But even though Gandhi contended rightfully that modern administrators and bureaucrats were thoroughly corrupt and evil, Gandhi did not call for retribution or violence against them. Moreover, Gandhi argued that in order for a man to “prove himself not guilty of disaffection must prove himself to be actively affectionate.” Gandhi said: “But it must be equally clear that it would be cowardly for three hundred million people to seek to destroy the three hundred authors or administrators of the system. It is a sign of gross ignorance to devise means of destroying these administrators or their hirelings. Moreover, they are but creatures of circumstances. The purest man entering the system will be affected by it and will be instrumental in propagating the evil. The remedy therefore naturally is not being enraged against the administrators and therefore hurting them, but to non-cooperate with the system by withdrawing all the voluntary assistance possible and refusing its so-called benefits.”
Hence, even the most saintly individual in the world would become thoroughly corrupted and tainted if they were to enter into the system and cooperate with it, given the very basic nature of the system. In turn, given the nature and scope of the global crisis which the system has created and prompted, Gandhi quipped that civil disobedience and non-cooperation with the system carries less of a risk than flying an airplane. Gandhi said: “There is danger in civil disobedience only because it is still only a partially tried remedy and has always to be tried in an atmosphere surcharged with violence. For when tyranny is rampant much rage is generated among victims. It remains latent because of their weakness and bursts in all its fury on the slightest pretext.”

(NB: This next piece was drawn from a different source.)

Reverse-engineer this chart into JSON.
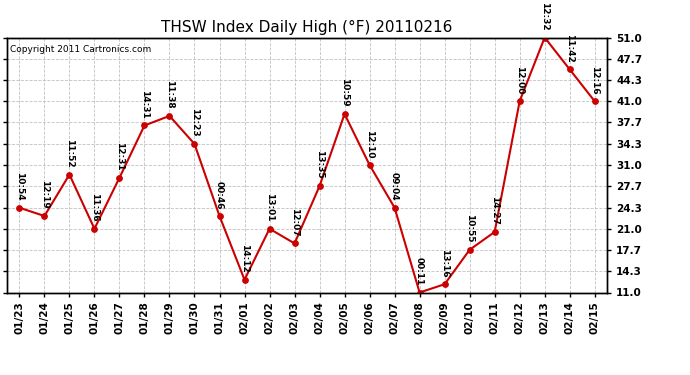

Gandhi added: “Civil disobedience is a sovereign method of transmuting this undisciplined life-destroying latent energy into disciplined life-saving energy whose use ensures absolute success. The attendant risk is nothing compared to the result promised. When the world has become familiar with its use and when it has had a series of demonstrations of its successful working, there will be less risk in civil disobedience than there is in aviation, in spite of that science having reached a high stage of development.”
Perhaps the system has bigger fish to fry at the moment than to clamp down on our non-cooperation and peaceful resistance against the system. As Karl Marx wrote in regards to the basic characteristics of the crisis we face at the moment which one must note is a repetition of what has occurred in the past:
“It is unnecessary to dwell on the political consequences such a crisis must produce in these times, with the unprecedented extension of factories in England, with the utter dissolution of her official parties, with the whole State machinery of France transformed into one immense swindling and stockjobbing concern, with Austria on the eve of bankruptcy, with wrongs everywhere accumulated to be revenged by the people, with the conflicting interests of the reactionary powers themselves, and with the Russian dream of conquest once more revealed to the world.”
Hence, given the overall circumstances of international society as well as the political consequences that such a crisis will have sometime in the future, it is no wonder why non-cooperation with the system and civil disobedience carries less of a risk than flying in an airplane nowadays.